The Court held that the degree to which reverse amenity issues emerged as “palpable and potentially relevant to the determination” was debateable on the face of the transcript, but that it was quite foreseeable that aspects of reverse amenity might become crystallised at the site inspection and the Applicant’s representative should have been alert to the potential. The Court did not accept that the Applicant was wholly “blindsided.”

However, the Court then held that the issue is a question of fact and degree, and that specific matters such as the dimensions of adjoining lots, presence of sick horses, odour and transport of feedstock could not be said to have “necessarily inhered” in the issues presented in the material before the Tribunal.

It was held that these specific and interrelated features went beyond observations in the nature of unchanging conditions, and each was a specific matter of relevance and significance. The issues should have been developed and addressed in evidence.

The issues bore directly and indirectly on the determination and the Applicant was deprived of the opportunity to adduce evidence and make submissions on these matters.

The Court stated that it was conscious that “once a material failure to accord procedural fairness is identified, it will ordinarily be difficult to conclude that it may not have affected the decision.” Norville Nominees, Torrington Investments.”

The Court held that “after considerable hesitation, and not without regret” it was satisfied that there was a realistic possibility that there might have been a different outcome if “the applicant had been afforded the opportunity to adduce evidence and make submissions concerning the whole of the specific and interrelated matters that arose out of the inspection.”

Leave to appeal was granted and the appeal allowed.

See also:

  • Guide to Planning Appeals: Appeals > Site inspections

8. Whether a third storey addition exceeds mandatory building height

Clause 32.09-10 of the Neighbourhood Residential Zone specifies the maximum building height requirement is as follows:

  • the building height must not exceed 9 metres; and
  • the building must contain no more than 2 storeys at any point.

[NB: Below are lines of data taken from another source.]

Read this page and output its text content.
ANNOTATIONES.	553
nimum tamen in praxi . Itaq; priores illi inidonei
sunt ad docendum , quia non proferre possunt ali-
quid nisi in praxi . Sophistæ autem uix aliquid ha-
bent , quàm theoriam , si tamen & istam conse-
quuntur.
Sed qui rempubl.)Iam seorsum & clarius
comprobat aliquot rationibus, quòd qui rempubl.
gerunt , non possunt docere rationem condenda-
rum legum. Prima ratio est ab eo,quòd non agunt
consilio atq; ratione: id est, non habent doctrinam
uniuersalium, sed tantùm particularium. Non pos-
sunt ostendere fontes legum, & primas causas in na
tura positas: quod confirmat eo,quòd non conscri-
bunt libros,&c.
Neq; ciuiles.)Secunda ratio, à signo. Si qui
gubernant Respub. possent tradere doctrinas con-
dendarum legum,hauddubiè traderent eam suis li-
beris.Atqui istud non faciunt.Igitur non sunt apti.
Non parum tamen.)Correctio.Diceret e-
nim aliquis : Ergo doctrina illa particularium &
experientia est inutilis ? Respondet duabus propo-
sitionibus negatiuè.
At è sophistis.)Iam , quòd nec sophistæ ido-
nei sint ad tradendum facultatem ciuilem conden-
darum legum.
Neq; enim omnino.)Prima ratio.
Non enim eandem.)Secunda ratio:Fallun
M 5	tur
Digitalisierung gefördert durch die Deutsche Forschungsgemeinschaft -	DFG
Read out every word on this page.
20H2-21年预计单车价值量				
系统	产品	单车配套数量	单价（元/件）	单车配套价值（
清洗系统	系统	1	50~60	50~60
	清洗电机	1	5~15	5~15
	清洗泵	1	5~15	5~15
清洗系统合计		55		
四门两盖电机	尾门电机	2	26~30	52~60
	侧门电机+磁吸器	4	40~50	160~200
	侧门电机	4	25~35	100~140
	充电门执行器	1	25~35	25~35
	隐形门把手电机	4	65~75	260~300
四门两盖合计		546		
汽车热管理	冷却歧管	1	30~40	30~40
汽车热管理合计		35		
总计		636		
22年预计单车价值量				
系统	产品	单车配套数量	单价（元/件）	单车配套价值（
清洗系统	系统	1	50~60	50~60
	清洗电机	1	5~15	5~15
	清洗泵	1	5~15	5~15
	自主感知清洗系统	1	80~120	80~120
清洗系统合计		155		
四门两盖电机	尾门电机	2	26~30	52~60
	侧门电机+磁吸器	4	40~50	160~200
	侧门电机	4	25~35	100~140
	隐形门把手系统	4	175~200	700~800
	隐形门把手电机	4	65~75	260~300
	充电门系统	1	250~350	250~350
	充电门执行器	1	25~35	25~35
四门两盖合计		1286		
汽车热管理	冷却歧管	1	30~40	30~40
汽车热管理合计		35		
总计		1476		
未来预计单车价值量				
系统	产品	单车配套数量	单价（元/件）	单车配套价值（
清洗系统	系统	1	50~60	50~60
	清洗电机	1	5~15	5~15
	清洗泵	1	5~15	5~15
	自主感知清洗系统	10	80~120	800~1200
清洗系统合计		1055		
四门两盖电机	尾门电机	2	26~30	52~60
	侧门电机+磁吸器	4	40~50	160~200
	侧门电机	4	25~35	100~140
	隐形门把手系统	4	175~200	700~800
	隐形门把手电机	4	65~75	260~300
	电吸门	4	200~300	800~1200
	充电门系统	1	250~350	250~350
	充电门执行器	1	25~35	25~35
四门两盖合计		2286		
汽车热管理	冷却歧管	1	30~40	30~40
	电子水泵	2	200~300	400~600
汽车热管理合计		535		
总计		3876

The provision contains various exemptions for buildings to exceed the maximum building height or contain more than the applicable maximum number of storeys.

Clause 32.09-10 contains the following exemption for an existing building which was relied upon by the Applicant in the proceeding Pacillo v Yarra CC [2023] VCAT 435.

An extension to an existing building may exceed the applicable maximum building height or contain more than the applicable maximum number of storeys if it does not exceed the building height of the existing building or contain a greater number of storeys than the existing building.

In order to ascertain whether the proposal can rely on the exemption in Clause 32.09-10 for existing buildings, the Tribunal stated that it must ascertain the building height of the existing building and the number of storeys contained in the existing building.

The proposed buildings and works involved demolition of an existing roofed stairwell shaft on the roof terrace and the construction of a new third storey master bedroom addition.

On the height of the existing building, the Tribunal found that the maximum height of the proposed third storey addition is 9.53 metres above natural ground level and it was not in dispute that it would not exceed the building height of the existing building.

Whilst the Tribunal was satisfied that the roofed stairwell structure is the tallest point of the existing building, it must also be satisfied that the existing building contains three storeys which is a separate enquiry that requires an assessment to be made of the internal section of the building.

It found that the stairwell, whilst it included a ‘landing’, it was not persuaded that the landing area between the stairs and the door to the roof deck constitutes a third storey. As a result, the Tribunal concluded that the proposal to construct a third storey addition is prohibited by the maximum building height in Clause 32.09-10 of the planning scheme.